Monopoiesis

Monocytes are derived in the bone marrow from a precursor common to both neutrophils and monocytes. IL-3, GM-CSF, and M-CSF are the cytokines that influence monocyte development and function. Although monoblasts and promonocytes precede the mature monocyte, these are usually not recognized in bone marrow aspirates, probably because they have no distinguishing features. Monocytes exit the bone marrow within a few hours of maturation and, therefore, a storage pool of promonocytes and monocytes does not exist. Circulating monocytes are usually readily recognized and differentiated from other peripheral blood leukocytes. Monocytes appear larger than most other leukocytes on peripheral blood smears, nuclei are pleomorphic, but usually lobulated, cytoplasms are grey-blue and may contain fine pink granules and vacuoles (Fig. 2.10).

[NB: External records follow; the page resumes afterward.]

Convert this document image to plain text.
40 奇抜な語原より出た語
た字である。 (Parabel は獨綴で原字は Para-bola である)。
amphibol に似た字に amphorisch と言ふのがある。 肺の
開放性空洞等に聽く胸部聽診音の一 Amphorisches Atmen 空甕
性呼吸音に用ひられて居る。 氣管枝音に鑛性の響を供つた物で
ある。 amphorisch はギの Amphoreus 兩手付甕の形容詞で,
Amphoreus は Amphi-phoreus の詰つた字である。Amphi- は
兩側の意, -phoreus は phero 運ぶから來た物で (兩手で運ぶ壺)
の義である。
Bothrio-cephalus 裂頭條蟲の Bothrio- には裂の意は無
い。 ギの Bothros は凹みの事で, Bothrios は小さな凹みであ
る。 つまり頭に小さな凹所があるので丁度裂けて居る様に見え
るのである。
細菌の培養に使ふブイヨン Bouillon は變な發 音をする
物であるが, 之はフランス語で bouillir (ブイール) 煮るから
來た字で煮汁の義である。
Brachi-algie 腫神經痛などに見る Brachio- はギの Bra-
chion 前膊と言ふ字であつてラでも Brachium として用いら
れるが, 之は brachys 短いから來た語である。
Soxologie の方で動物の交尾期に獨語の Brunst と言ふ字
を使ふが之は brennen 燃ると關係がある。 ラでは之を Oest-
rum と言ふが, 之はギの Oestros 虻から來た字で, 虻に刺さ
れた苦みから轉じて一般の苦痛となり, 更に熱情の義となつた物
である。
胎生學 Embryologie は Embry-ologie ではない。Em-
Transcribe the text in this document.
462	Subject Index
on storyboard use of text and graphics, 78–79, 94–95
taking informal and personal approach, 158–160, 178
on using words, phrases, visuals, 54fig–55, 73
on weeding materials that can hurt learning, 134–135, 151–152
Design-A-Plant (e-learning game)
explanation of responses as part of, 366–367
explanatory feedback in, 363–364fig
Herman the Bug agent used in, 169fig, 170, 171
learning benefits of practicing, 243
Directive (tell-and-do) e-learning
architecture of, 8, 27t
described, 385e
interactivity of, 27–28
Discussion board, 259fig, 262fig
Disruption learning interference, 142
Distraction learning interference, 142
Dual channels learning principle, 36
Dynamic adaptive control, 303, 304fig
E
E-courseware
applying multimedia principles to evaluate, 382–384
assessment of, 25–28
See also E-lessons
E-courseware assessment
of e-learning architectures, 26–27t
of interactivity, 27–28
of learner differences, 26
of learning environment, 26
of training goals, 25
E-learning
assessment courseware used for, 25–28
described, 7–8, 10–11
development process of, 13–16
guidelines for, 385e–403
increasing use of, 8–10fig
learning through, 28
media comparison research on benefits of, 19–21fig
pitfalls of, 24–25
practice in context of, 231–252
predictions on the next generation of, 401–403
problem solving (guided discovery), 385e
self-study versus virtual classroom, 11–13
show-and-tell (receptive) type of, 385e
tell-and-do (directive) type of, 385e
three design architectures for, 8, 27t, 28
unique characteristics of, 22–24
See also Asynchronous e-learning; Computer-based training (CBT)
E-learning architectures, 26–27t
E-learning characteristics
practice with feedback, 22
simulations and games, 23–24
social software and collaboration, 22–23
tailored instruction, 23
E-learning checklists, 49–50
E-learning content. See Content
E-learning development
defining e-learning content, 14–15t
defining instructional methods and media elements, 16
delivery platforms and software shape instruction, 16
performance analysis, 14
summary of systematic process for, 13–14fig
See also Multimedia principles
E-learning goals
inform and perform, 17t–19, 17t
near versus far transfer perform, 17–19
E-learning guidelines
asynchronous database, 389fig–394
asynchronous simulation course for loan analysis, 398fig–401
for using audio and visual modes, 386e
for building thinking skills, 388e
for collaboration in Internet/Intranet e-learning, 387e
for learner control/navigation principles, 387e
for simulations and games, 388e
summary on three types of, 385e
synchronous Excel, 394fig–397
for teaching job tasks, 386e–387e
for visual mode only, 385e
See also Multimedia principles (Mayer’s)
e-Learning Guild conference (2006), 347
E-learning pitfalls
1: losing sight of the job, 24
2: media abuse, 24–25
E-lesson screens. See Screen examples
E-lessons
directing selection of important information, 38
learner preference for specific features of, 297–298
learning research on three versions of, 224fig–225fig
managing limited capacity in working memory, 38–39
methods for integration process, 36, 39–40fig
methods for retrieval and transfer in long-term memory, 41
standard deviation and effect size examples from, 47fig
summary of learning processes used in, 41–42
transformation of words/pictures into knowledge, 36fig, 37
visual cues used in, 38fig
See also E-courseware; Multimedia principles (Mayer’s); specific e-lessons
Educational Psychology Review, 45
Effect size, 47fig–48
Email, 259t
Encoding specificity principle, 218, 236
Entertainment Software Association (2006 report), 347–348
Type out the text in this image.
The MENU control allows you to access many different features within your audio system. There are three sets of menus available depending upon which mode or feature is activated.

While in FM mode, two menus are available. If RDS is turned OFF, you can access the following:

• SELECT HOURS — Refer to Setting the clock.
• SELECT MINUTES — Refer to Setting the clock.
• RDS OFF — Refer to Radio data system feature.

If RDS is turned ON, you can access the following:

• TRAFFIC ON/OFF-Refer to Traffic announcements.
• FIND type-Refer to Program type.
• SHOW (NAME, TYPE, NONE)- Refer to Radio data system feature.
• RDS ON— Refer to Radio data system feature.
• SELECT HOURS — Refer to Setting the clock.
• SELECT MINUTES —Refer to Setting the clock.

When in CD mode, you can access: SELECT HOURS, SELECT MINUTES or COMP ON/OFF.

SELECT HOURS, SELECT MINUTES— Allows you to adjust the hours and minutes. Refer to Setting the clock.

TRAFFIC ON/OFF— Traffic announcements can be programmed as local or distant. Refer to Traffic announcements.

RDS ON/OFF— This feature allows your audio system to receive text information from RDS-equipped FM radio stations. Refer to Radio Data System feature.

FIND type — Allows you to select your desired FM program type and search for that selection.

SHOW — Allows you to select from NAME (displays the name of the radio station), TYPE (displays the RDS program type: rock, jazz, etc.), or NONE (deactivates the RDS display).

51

Monocytes undergo transformation to macrophages within tissues. Macrophages residing in tissue sites are long-lived; however, monocytes and macrophages that are recruited to sites of inflammation are relatively short-lived. Tissue macrophages are heterogeneous in morphology, biochemistry, and function reflecting their site of differentiation and local influences, such as growth factors, cytokines, and other inflammatory mediators. Examples of cells known or thought to develop from monocyte/macrophage lineage are Kupffer cells in the liver, dendritic cells (antigen presenting cells) in skin and lymph nodes, osteoclasts in bone, and possibly mesothelial cells lining serosal surfaces and synoviocytes lining joint cavities. Macrophages are recognized within marrow tissue where they fulfill phagocytic roles and by providing a source of iron, they serve as nurse cells for erythropoietic islands.

Monocytosis

Any condition associated with increased demand for phagocytic activity may result in monocytosis. However, the peripheral blood pool of monocytes is small relative to the circulating pool of neutrophils. Monocytes differ from neutrophils in that they take up residence within tissues and are capable of local mitosis. Therefore, significant inflammatory and immune-mediated disorders can occur without marked changes in peripheral blood monocyte numbers. In some species, particularly the dog, endogenous and exogenous corticosteroids increase monocyte numbers. Recovery from neutropenia, as with parvoviral infection, may be signalled by monocytosis prior to return of neutrophil numbers. Inflammatory conditions which are predominated by granuloma formation may be associated with monocytosis, with or without accompanying neutrophilia. Immune-mediated diseases involving overzealous reaction of the body to foreign or self antigens is often associated with monocytosis, possibly due to both accelerated destruction of tissues and cells and increased delivery of antigens to the immune system. Unexplained monocytosis or abnormal monocyte morphology should signal the possibility of neoplastic disease. Reactive monocytosis can also be seen in response to tissue necrosis associated with hypoxic injury, primary inflammatory conditions, or tissue damage within tumor masses.

Monocytopenia

Similar to the situation with eosinophils and basophils, the lower limit of monocyte numbers is zero in many domestic species. Therefore, decreased monocyte production usually cannot be recognized on peripheral blood monocyte counts.